23.01 Upgrade unbound Issue
-
@steveits Also, to clarify, I do not think LinkedIn was the only issue at the time. I was on my phone and flipping between things. I vaguely recall some issues on web pages, and the LinkedIn app wouldn't load most things, which got my attention, especially since I'd just upgraded to 23.01 that evening. Their web site wouldn't load, so I started investigating. No further issues in the last few days after turning off DNSSEC. My testing was querying pfSense, I flushed DNS cache on my PC, etc.
-
@bingo600 ok did a bit of looking at the neg cache time..
So you can tell that neg cache is being used, if you looking up something you know will nx.. So for example I did a query for random.cnn.com
If I look in the unbound cache, I can see that its counting down the ttl from 3600
[23.01-RELEASE][admin@sg4860.local.lan]/var/unbound: unbound-control -c /var/unbound/unbound.conf dump_cache | grep lsjfdsld.cnn.com msg lsjfdsld.cnn.com. IN A 32899 1 3554 3 0 1 0 [23.01-RELEASE][admin@sg4860.local.lan]/var/unbound: unbound-control -c /var/unbound/unbound.conf dump_cache | grep lsjfdsld.cnn.com msg lsjfdsld.cnn.com. IN A 32899 1 3546 3 0 1 0 [23.01-RELEASE][admin@sg4860.local.lan]/var/unbound:
See where it goes down from 3554, to 3546.. You could try setting the min-neg cache setting to something lower and see if using that via similar test that I did.
-
@bingo600 Which list are you using for DoH blocking? I'm currently using a list from "oneoffdallas" that appears to be maintained. Wondering if there is a better one.
-
@moelassus There's a TheGreatWall_DoH_IP list in pfBlocker, though the list itself says it was last updated in 2020.
-
@steveits Yeah, TheGreatWall list doesn't appear to be maintained. For example, it doesn't include any of Apple's DoH servers. OneOffDallas's list was last updated in Dec 2022.

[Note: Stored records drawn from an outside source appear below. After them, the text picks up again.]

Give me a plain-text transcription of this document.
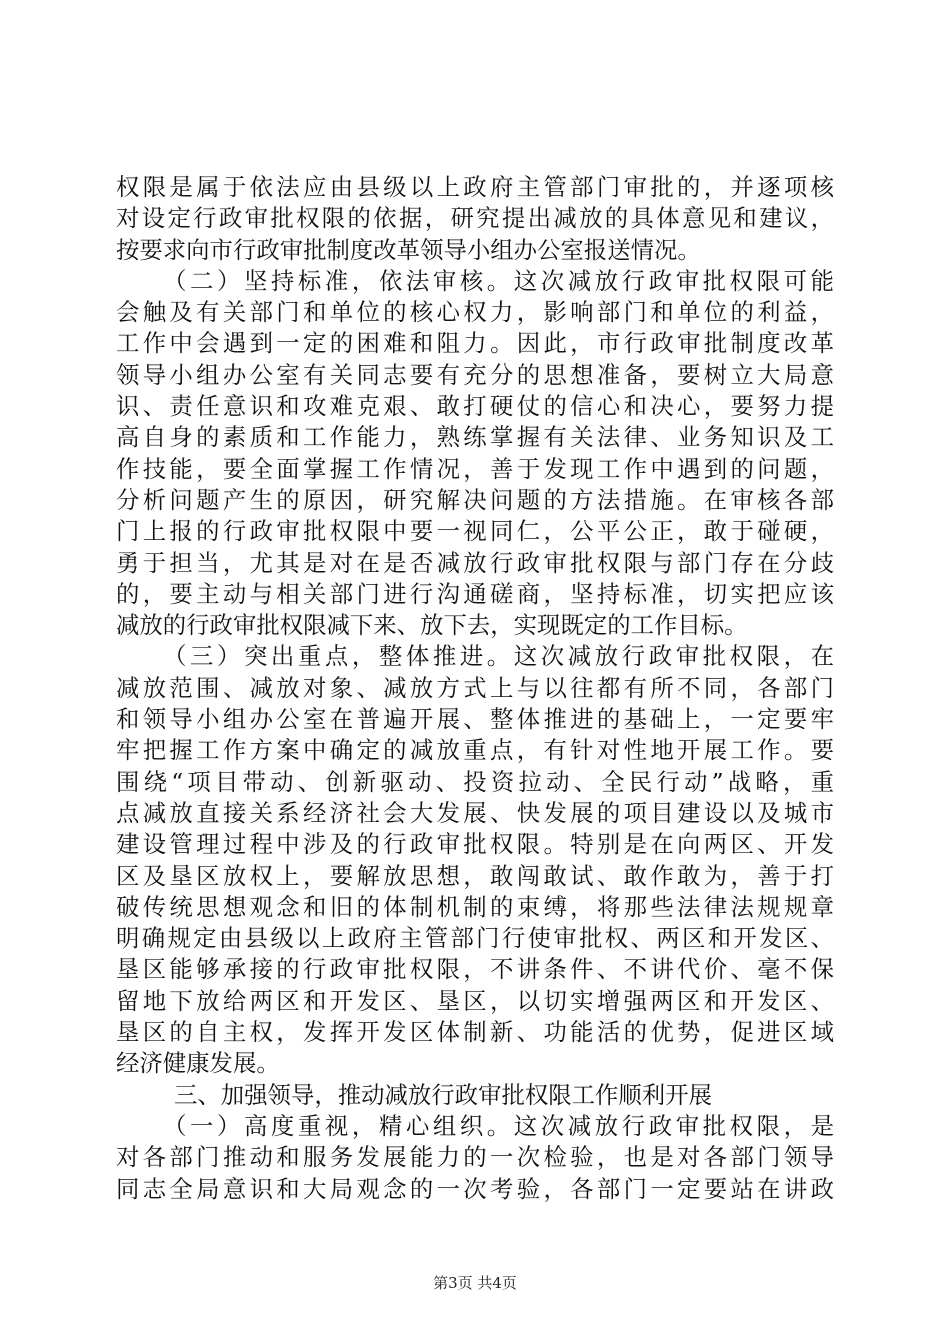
权限是属于依法应由县级以上政府主管部门审批的，并逐项核
对设定行政审批权限的依据，研究提出减放的具体意见和建议，
按要求向市行政审批制度改革领导小组办公室报送情况。
（二）坚持标准，依法审核。这次减放行政审批权限可能
会触及有关部门和单位的核心权力，影响部门和单位的利益，
工作中会遇到一定的困难和阻力。因此，市行政审批制度改革
领导小组办公室有关同志要有充分的思想准备，要树立大局意
识、责任意识和攻难克艰、敢打硬仗的信心和决心，要努力提
高自身的素质和工作能力，熟练掌握有关法律、业务知识及工
作技能，要全面掌握工作情况，善于发现工作中遇到的问题，
分析问题产生的原因，研究解决问题的方法措施。在审核各部
门上报的行政审批权限中要一视同仁，公平公正，敢于碰硬，
勇于担当，尤其是对在是否减放行政审批权限与部门存在分歧
的，要主动与相关部门进行沟通磋商，坚持标准，切实把应该
减放的行政审批权限减下来、放下去，实现既定的工作目标。
（三）突出重点，整体推进。这次减放行政审批权限，在
减放范围、减放对象、减放方式上与以往都有所不同，各部门
和领导小组办公室在普遍开展、整体推进的基础上，一定要牢
牢把握工作方案中确定的减放重点，有针对性地开展工作。要
围绕“项目带动、创新驱动、投资拉动、全民行动”战略，重
点减放直接关系经济社会大发展、快发展的项目建设以及城市
建设管理过程中涉及的行政审批权限。特别是在向两区、开发
区及垦区放权上，要解放思想，敢闯敢试、敢作敢为，善于打
破传统思想观念和旧的体制机制的束缚，将那些法律法规规章
明确规定由县级以上政府主管部门行使审批权、两区和开发区、
垦区能够承接的行政审批权限，不讲条件、不讲代价、毫不保
留地下放给两区和开发区、垦区，以切实增强两区和开发区、
垦区的自主权，发挥开发区体制新、功能活的优势，促进区域
经济健康发展。
三、加强领导，推动减放行政审批权限工作顺利开展
（一）高度重视，精心组织。这次减放行政审批权限，是
对各部门推动和服务发展能力的一次检验，也是对各部门领导
同志全局意识和大局观念的一次考验，各部门一定要站在讲政
第3页 共4页
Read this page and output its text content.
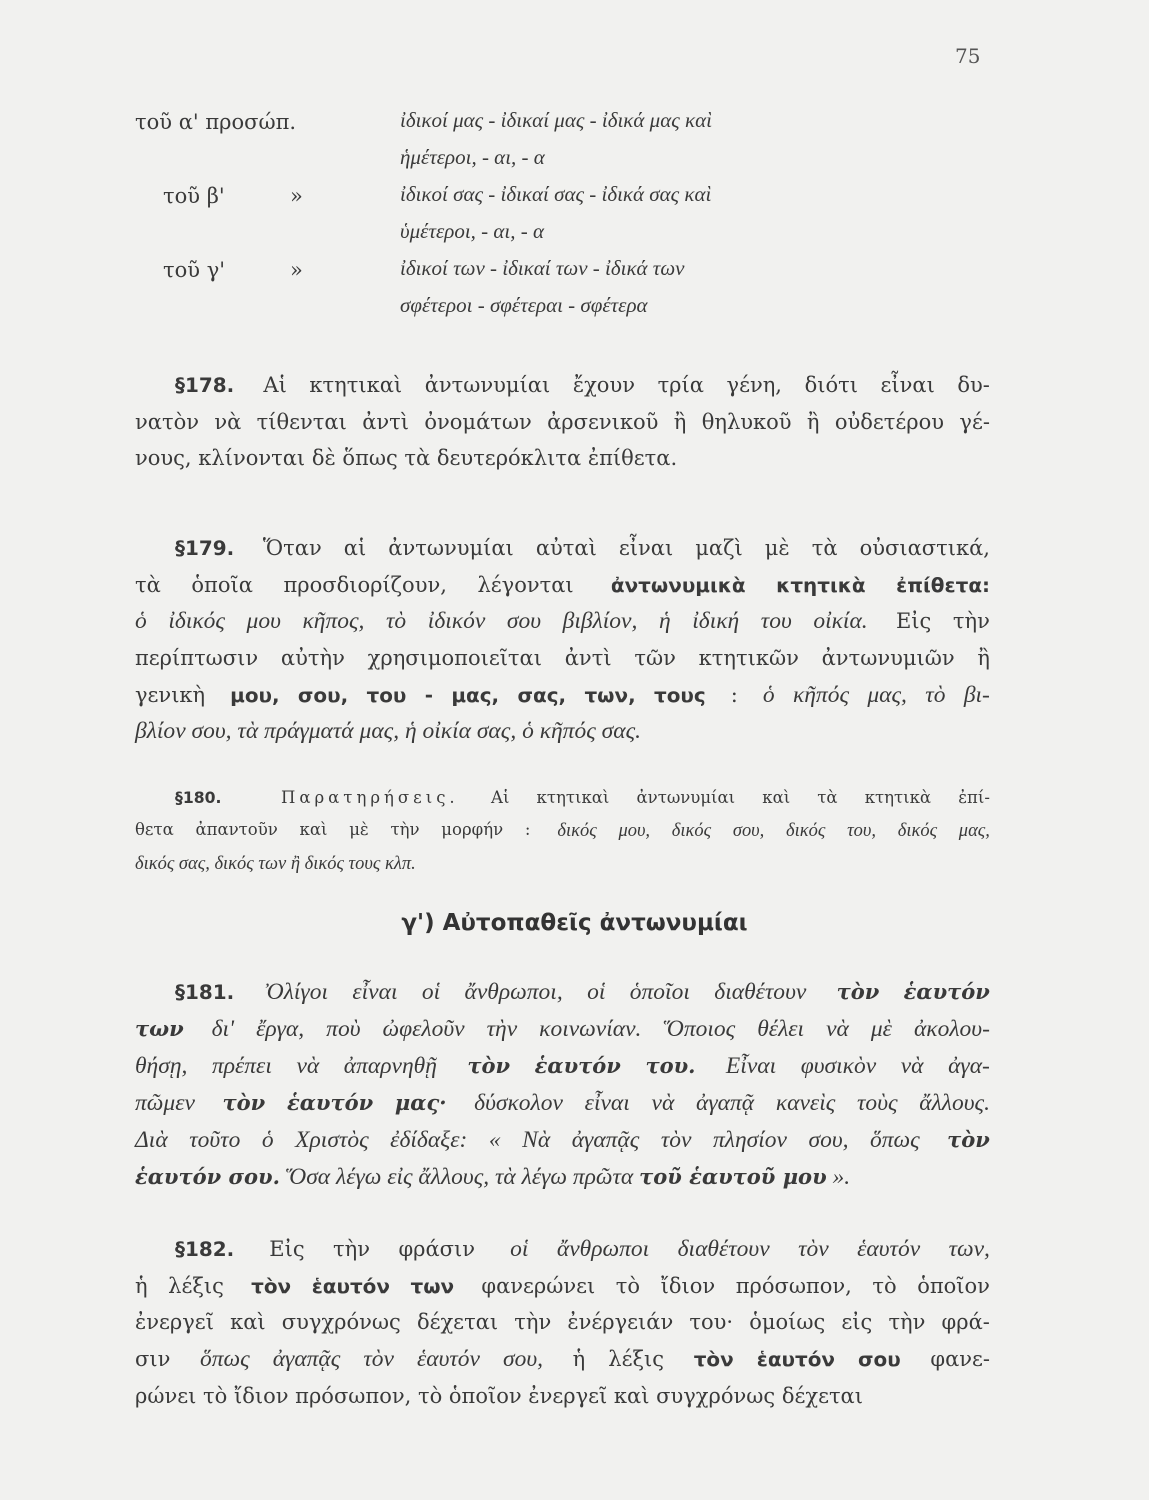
75
τοῦ α' προσώπ.	ἰδικοί μας - ἰδικαί μας - ἰδικά μας καὶ
ἡμέτεροι, - αι, - α
τοῦ β'	»	ἰδικοί σας - ἰδικαί σας - ἰδικά σας καὶ
ὑμέτεροι, - αι, - α
τοῦ γ'	»	ἰδικοί των - ἰδικαί των - ἰδικά των
σφέτεροι - σφέτεραι - σφέτερα
γ') Αὐτοπαθεῖς ἀντωνυμίαι
§178. Αἱ κτητικαὶ ἀντωνυμίαι ἔχουν τρία γένη, διότι εἶναι δυ-
νατὸν νὰ τίθενται ἀντὶ ὀνομάτων ἀρσενικοῦ ἢ θηλυκοῦ ἢ οὐδετέρου γέ-
νους, κλίνονται δὲ ὅπως τὰ δευτερόκλιτα ἐπίθετα.
§179. Ὅταν αἱ ἀντωνυμίαι αὐταὶ εἶναι μαζὶ μὲ τὰ οὐσιαστικά,
τὰ ὁποῖα προσδιορίζουν, λέγονται ἀντωνυμικὰ κτητικὰ ἐπίθετα:
ὁ ἰδικός μου κῆπος, τὸ ἰδικόν σου βιβλίον, ἡ ἰδική του οἰκία. Εἰς τὴν
περίπτωσιν αὐτὴν χρησιμοποιεῖται ἀντὶ τῶν κτητικῶν ἀντωνυμιῶν ἢ
γενικὴ μου, σου, του - μας, σας, των, τους : ὁ κῆπός μας, τὸ βι-
βλίον σου, τὰ πράγματά μας, ἡ οἰκία σας, ὁ κῆπός σας.
§180.
	Παρατηρήσεις. Αἱ κτητικαὶ ἀντωνυμίαι καὶ τὰ κτητικὰ ἐπί-
θετα ἀπαντοῦν καὶ μὲ τὴν μορφήν : δικός μου, δικός σου, δικός του, δικός μας,
δικός σας, δικός των ἢ δικός τους κλπ.
§181. Ὀλίγοι εἶναι οἱ ἄνθρωποι, οἱ ὁποῖοι διαθέτουν τὸν ἑαυτόν
των δι' ἔργα, ποὺ ὠφελοῦν τὴν κοινωνίαν. Ὅποιος θέλει νὰ μὲ ἀκολου-
θήσῃ, πρέπει νὰ ἀπαρνηθῇ τὸν ἑαυτόν του. Εἶναι φυσικὸν νὰ ἀγα-
πῶμεν τὸν ἑαυτόν μας· δύσκολον εἶναι νὰ ἀγαπᾷ κανεὶς τοὺς ἄλλους.
Διὰ τοῦτο ὁ Χριστὸς ἐδίδαξε: « Νὰ ἀγαπᾷς τὸν πλησίον σου, ὅπως τὸν
ἑαυτόν σου. Ὅσα λέγω εἰς ἄλλους, τὰ λέγω πρῶτα τοῦ ἑαυτοῦ μου ».
§182. Εἰς τὴν φράσιν οἱ ἄνθρωποι διαθέτουν τὸν ἑαυτόν των,
ἡ λέξις τὸν ἑαυτόν των φανερώνει τὸ ἴδιον πρόσωπον, τὸ ὁποῖον
ἐνεργεῖ καὶ συγχρόνως δέχεται τὴν ἐνέργειάν του· ὁμοίως εἰς τὴν φρά-
σιν ὅπως ἀγαπᾷς τὸν ἑαυτόν σου, ἡ λέξις τὸν ἑαυτόν σου φανε-
ρώνει τὸ ἴδιον πρόσωπον, τὸ ὁποῖον ἐνεργεῖ καὶ συγχρόνως δέχεται
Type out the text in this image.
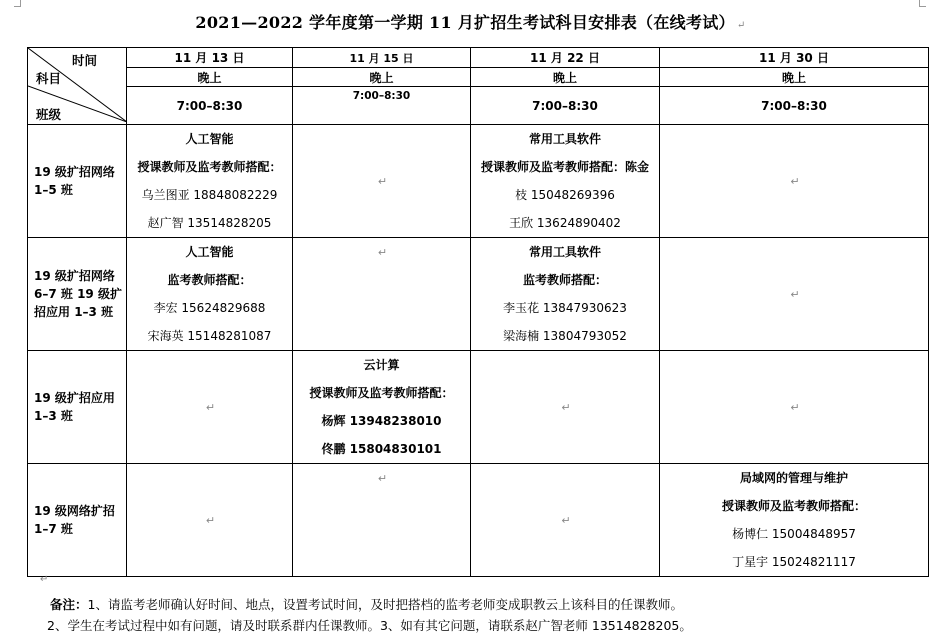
2021—2022 学年度第一学期 11 月扩招生考试科目安排表（在线考试） ↵
时间
科目
班级	11 月 13 日	11 月 15 日	11 月 22 日	11 月 30 日
	晚上	晚上	晚上	晚上
	7:00–8:30	7:00–8:30	7:00–8:30	7:00–8:30
19 级扩招网络 1–5 班	人工智能
授课教师及监考教师搭配：
乌兰图亚 18848082229
赵广智 13514828205	↵	常用工具软件
授课教师及监考教师搭配：陈金
枝 15048269396
王欣 13624890402	↵
19 级扩招网络 6–7 班 19 级扩招应用 1–3 班	人工智能
监考教师搭配：
李宏 15624829688
宋海英 15148281087	↵	常用工具软件
监考教师搭配：
李玉花 13847930623
梁海楠 13804793052	↵
19 级扩招应用 1–3 班	↵	云计算
授课教师及监考教师搭配：
杨辉 13948238010
佟鹏 15804830101	↵	↵
19 级网络扩招 1–7 班	↵	↵	↵	局域网的管理与维护
授课教师及监考教师搭配：
杨博仁 15004848957
丁星宇 15024821117
↵
备注：1、请监考老师确认好时间、地点，设置考试时间，及时把搭档的监考老师变成职教云上该科目的任课教师。
2、学生在考试过程中如有问题，请及时联系群内任课教师。3、如有其它问题，请联系赵广智老师 13514828205。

Trying to block DoH is really a pointless exercise because bad actors aren't going to use a well-known DoH server anyway. DoH is a scourge. ļø
-
@moelassus said in 23.01 Upgrade unbound Issue:
going to use a well-known DoH server anyway
While I agree with you - it would be quite possible for some bad software to use something on their own, and not a well known doh server. What it does do is stop stuff that is just trying to do you a "favor" and use doh without specifically asking you.. Those would normally point to a well known doh service..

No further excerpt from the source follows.